I’ve previously defended the commerce clause and taxing power justifications for the individual mandate to purchase health care coverage. But the chief threats to the rights in ACA lie not in any constitutional infirmities. Rather, they rest in defects of design. Even if the Supreme Court upholds the law, its basic protections may unravel in the future. As other public benefit programs have shown, it's difficult to sustain programs that serve only the poor. Universal programs like Medicare and Social Security fare much better than targeted programs like Medicaid, and ACA's access-to-coverage provisions are mostly aimed at the poor and near poor. If past is prologue, we need to worry whether the financially secure will support adequate funding for the coverage expansions over time.

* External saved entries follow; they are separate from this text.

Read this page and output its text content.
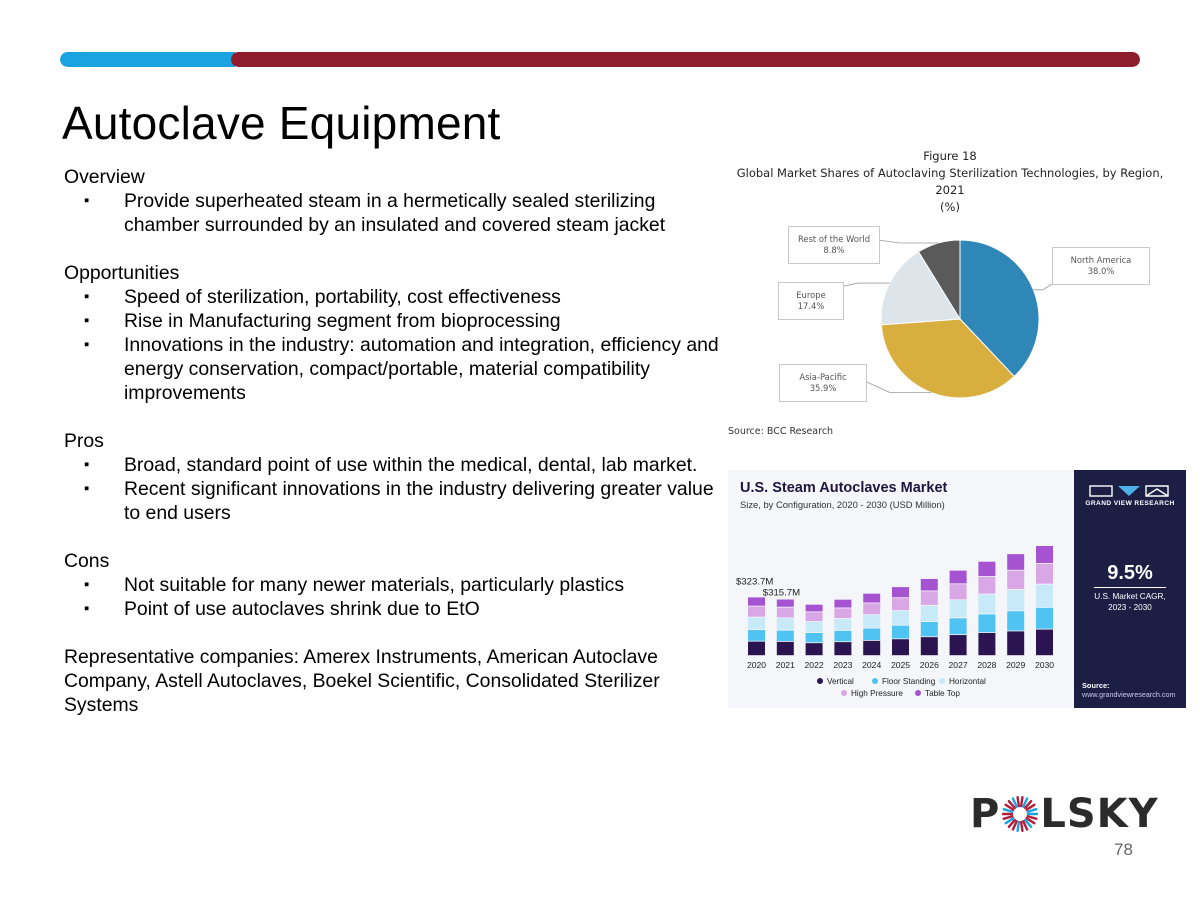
Autoclave Equipment

Overview

▪ Provide superheated steam in a hermetically sealed sterilizing chamber surrounded by an insulated and covered steam jacket

Opportunities

▪ Speed of sterilization, portability, cost effectiveness
▪ Rise in Manufacturing segment from bioprocessing
▪ Innovations in the industry: automation and integration, efficiency and energy conservation, compact/portable, material compatibility improvements

Pros

▪ Broad, standard point of use within the medical, dental, lab market.
▪ Recent significant innovations in the industry delivering greater value to end users

Cons

▪ Not suitable for many newer materials, particularly plastics
▪ Point of use autoclaves shrink due to EtO

Representative companies: Amerex Instruments, American Autoclave Company, Astell Autoclaves, Boekel Scientific, Consolidated Sterilizer Systems

Figure 18
Global Market Shares of Autoclaving Sterilization Technologies, by Region, 2021
(%)
North America
38.0%
Asia-Pacific
35.9%
Europe
17.4%
Rest of the World
8.8%
Source: BCC Research
U.S. Steam Autoclaves Market
Size, by Configuration, 2020 - 2030 (USD Million)
2020 2021 2022 2023 2024 2025 2026 2027 2028 2029 2030
$323.7M
$315.7M
Vertical	Floor Standing Horizontal
High Pressure	Table Top
GRAND VIEW RESEARCH
9.5%
U.S. Market CAGR,
2023 - 2030
Source:
www.grandviewresearch.com
P LSKY
78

A Medicare-for-all, single-payer reform would provide greater stability, but we know about the political obstacles to that path. A modified version of John McCain's 2008 health care reform proposal might be both effective and politically feasible.
"[T]he federal government could give everyone a voucher that would be worth the full cost of the lowest-priced health care plan on the market. People could purchase more expensive plans, but they would have to pay the difference in cost between their plans and the low-cost plan."
I understand the point that programs have more popular support when they have a broad base of beneficiaries, but I have a hard time seeing how it could be more efficient to tax me enough to provide benefits for the poor *and* for the voucher for me, and then give me the voucher back. I mean, I suppose there could be some efficiencies of scale, but more likely the extra transactions costs and government bureaucracy would eat away at those efficiencies and more.
Posted by: Tung Yin | January 30, 2012 at 04:34 PM
If I'm understanding your point correctly, I think it's hard to predict efficiencies with health care systems. Medicare taxes you enough to provide benefits for the poor and for you after age 65, and it operates with lower administrative costs than does the combination of private insurance and Medicaid for persons under age 65. But even if a universal voucher sacrificed efficiency over a more ideal alternative, the advantages of a universal system (e.g., ensuring access to coverage) would compensate for the loss of efficiency.
Posted by: David Orentlicher | January 30, 2012 at 05:48 PM
Hmm, but is it accurate to say that Medicare taxes me "enough"? Considering the massive unfunded liability in Medicare, it seems that Medicare does not come close to taxing enough to pay for what it's promising.
Posted by: Tung Yin | January 30, 2012 at 06:18 PM
Race-to-the-bottom plans are likely to fail (in terms of health care coverage) for many reasons that have been well documented by responses to previous pro-voucher arguments. One way to prevent sub-standard care (or, every time some treatment is needed, fighting with the insurance company over what is medically necessary) is to REQUIRE than all members of Congress (and their families) be enrolled in the proposed "bottom" or "base-line" plan. If it's good enough for the American people, it should be good enough for the lawmakers.
Posted by: junior prof | February 02, 2012 at 09:22 PM
Nice Post
Posted by: Dora Romero | February 06, 2012 at 09:24 PM
For the increasing number of elderly Americans that needs special care, the government must give attention in all health care providers. They should know if they can still afford the expenses with tax for the health care services.